Couverture du numéro 13 de Figures de l'art

à partir de l’œuvre de George Rousse

2007, textes réunis par Christine Buignet et Dominique Clévenot

La notion d’espace transfiguré est abordée à partir de l’œuvre de Georges Rousse, puis confrontée à une réflexion théorique plus large ainsi qu’à d’autres œuvres et domaines artistiques.

Envisagée en regard du travail de Georges Rousse (une vingtaine d’œuvres reproduites ici, dont trois réalisées lors d’une résidence à l’Université Toulouse-le Mirail, point de départ de ce recueil), la notion d’espace transfiguré fait d’emblée référence à sa démarche : il intervient dans des lieux désaffectés qu’il transforme par un travail de peinture, parfois aussi de construction, afin d’en donner une image photographique singulière. Mais les interprétations possibles de cette notion dépassent la seule approche poïétique. Sont étudiés ici les thèmes de l’apparition, de l’advocation, de la virtualité, de la lumière, de la déconstruction, autant de phénomènes ou de procédures liés à la transfiguration des espaces dans son œuvre.

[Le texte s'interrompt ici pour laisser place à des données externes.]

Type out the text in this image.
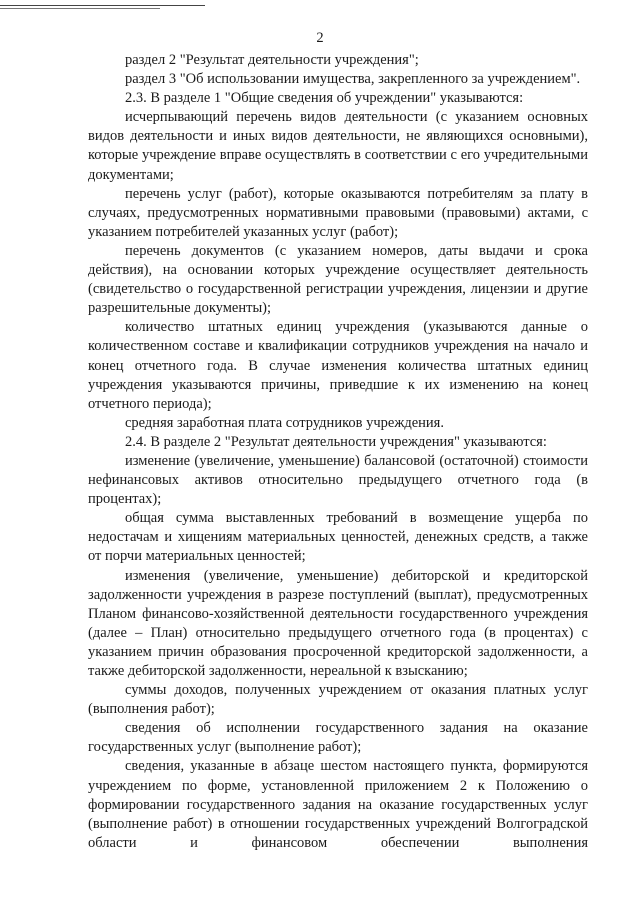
2

раздел 2 "Результат деятельности учреждения";

раздел 3 "Об использовании имущества, закрепленного за учреждением".

2.3. В разделе 1 "Общие сведения об учреждении" указываются:

исчерпывающий перечень видов деятельности (с указанием основных видов деятельности и иных видов деятельности, не являющихся основными), которые учреждение вправе осуществлять в соответствии с его учредительными документами;

перечень услуг (работ), которые оказываются потребителям за плату в случаях, предусмотренных нормативными правовыми (правовыми) актами, с указанием потребителей указанных услуг (работ);

перечень документов (с указанием номеров, даты выдачи и срока действия), на основании которых учреждение осуществляет деятельность (свидетельство о государственной регистрации учреждения, лицензии и другие разрешительные документы);

количество штатных единиц учреждения (указываются данные о количественном составе и квалификации сотрудников учреждения на начало и конец отчетного года. В случае изменения количества штатных единиц учреждения указываются причины, приведшие к их изменению на конец отчетного периода);

средняя заработная плата сотрудников учреждения.

2.4. В разделе 2 "Результат деятельности учреждения" указываются:

изменение (увеличение, уменьшение) балансовой (остаточной) стоимости нефинансовых активов относительно предыдущего отчетного года (в процентах);

общая сумма выставленных требований в возмещение ущерба по недостачам и хищениям материальных ценностей, денежных средств, а также от порчи материальных ценностей;

изменения (увеличение, уменьшение) дебиторской и кредиторской задолженности учреждения в разрезе поступлений (выплат), предусмотренных Планом финансово-хозяйственной деятельности государственного учреждения (далее – План) относительно предыдущего отчетного года (в процентах) с указанием причин образования просроченной кредиторской задолженности, а также дебиторской задолженности, нереальной к взысканию;

суммы доходов, полученных учреждением от оказания платных услуг (выполнения работ);

сведения об исполнении государственного задания на оказание государственных услуг (выполнение работ);

сведения, указанные в абзаце шестом настоящего пункта, формируются учреждением по форме, установленной приложением 2 к Положению о формировании государственного задания на оказание государственных услуг (выполнение работ) в отношении государственных учреждений Волгоградской области и финансовом обеспечении выполнения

La question de la transfiguration s’avère toutefois assez délicate dans le contexte artistique contemporain. L’origine religieuse du terme renvoie à une certaine transcendance (voir les études consacrées à l’ornementation architecturale persane et au film Stalker de Tarkovski). Or depuis le ready made duchampien et les boîtes Brillo de Warhol, preuve a été faite que l’art savait s’écarter de toute sacralité, de toute référence à un au-delà. Ainsi pouvons-nous, à la suite d’Arthur Danto (La Transfiguration du banal), concevoir la transfiguration comme effet de la seule structure intentionnelle qui la fait advenir, transformant l’objet en œuvre. Elle est alors étudiée ici en termes philosophiques, esthétiques.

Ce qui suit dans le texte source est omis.